Sep 15, 2011
Personalization & Preference – Inbound Marketing Summit: Day One
I was a late arrival to the Inbound Marketing Summit in Boston yesterday, and I missed the opening sessions featuring Massachusetts governor Deval Patrick, Youngme Soon of Harvard and well-known social media guru Chris Brogan (@chrisbrogan). By the time the dust settled from these three opening salvos, everyone had hunkered down and the focus shifted to inbound marketing tactics, opportunities and challenges.
Hubspot CEO Brian Halligan (@bhalligan) summed up the current state of affairs succinctly, noting the changing nature of the marketing funnel, and inviting everyone to focus more on the middle of the funnel – those moments when your prospects are really starting to engage with information and zero in on their needs.
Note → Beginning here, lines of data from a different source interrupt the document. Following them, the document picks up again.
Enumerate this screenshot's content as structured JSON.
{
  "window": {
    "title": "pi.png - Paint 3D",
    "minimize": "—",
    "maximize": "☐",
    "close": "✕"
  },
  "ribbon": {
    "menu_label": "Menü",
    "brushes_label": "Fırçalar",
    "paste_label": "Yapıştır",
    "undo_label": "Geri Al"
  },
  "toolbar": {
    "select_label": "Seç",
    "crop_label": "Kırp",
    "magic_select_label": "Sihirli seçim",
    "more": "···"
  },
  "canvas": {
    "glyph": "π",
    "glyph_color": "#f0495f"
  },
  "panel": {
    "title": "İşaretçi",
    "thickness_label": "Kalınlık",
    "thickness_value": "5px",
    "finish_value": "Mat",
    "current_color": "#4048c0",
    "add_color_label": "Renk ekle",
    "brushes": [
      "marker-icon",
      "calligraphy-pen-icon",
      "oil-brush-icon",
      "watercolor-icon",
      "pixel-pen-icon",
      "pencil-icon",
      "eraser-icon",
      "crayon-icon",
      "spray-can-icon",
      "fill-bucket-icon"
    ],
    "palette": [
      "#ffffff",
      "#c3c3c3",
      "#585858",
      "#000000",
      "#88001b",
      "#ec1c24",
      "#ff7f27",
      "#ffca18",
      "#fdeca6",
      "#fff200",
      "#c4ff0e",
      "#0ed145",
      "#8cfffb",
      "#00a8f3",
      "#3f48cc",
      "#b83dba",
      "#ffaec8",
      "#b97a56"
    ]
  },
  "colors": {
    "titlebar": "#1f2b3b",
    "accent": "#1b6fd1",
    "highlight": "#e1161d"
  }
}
Along the way, Halligan noted, the control of the process has shifted from the seller – who used to control the information flow, doling out bits and pieces of information and content as prospects “moved down the funnel,” to today’s reality, in which our audiences are well armed with basic information, and are seeking to find out why your product or service is right for them, specifically.
To this point, Halligan spent some time discussing the power of personalization, noting that sites like Amazon and Netflix are truly “personalization engines” that create unique – and relevant – experiences for each user.
“Personalization will transform the middle of your funnel,” Halligan noted. “It’s how you get conversions to go from 2% to 20%.” Successful marketers know that relevance increases conversions.
Relevance became a recurring theme throughout the rest of the day – from customer experiences to content to marketing tactics. My big take away from the day was the simple fact that as marketers and communicators, we have to focus on being relevant to our customers and prospects – putting their needs in front the organizations.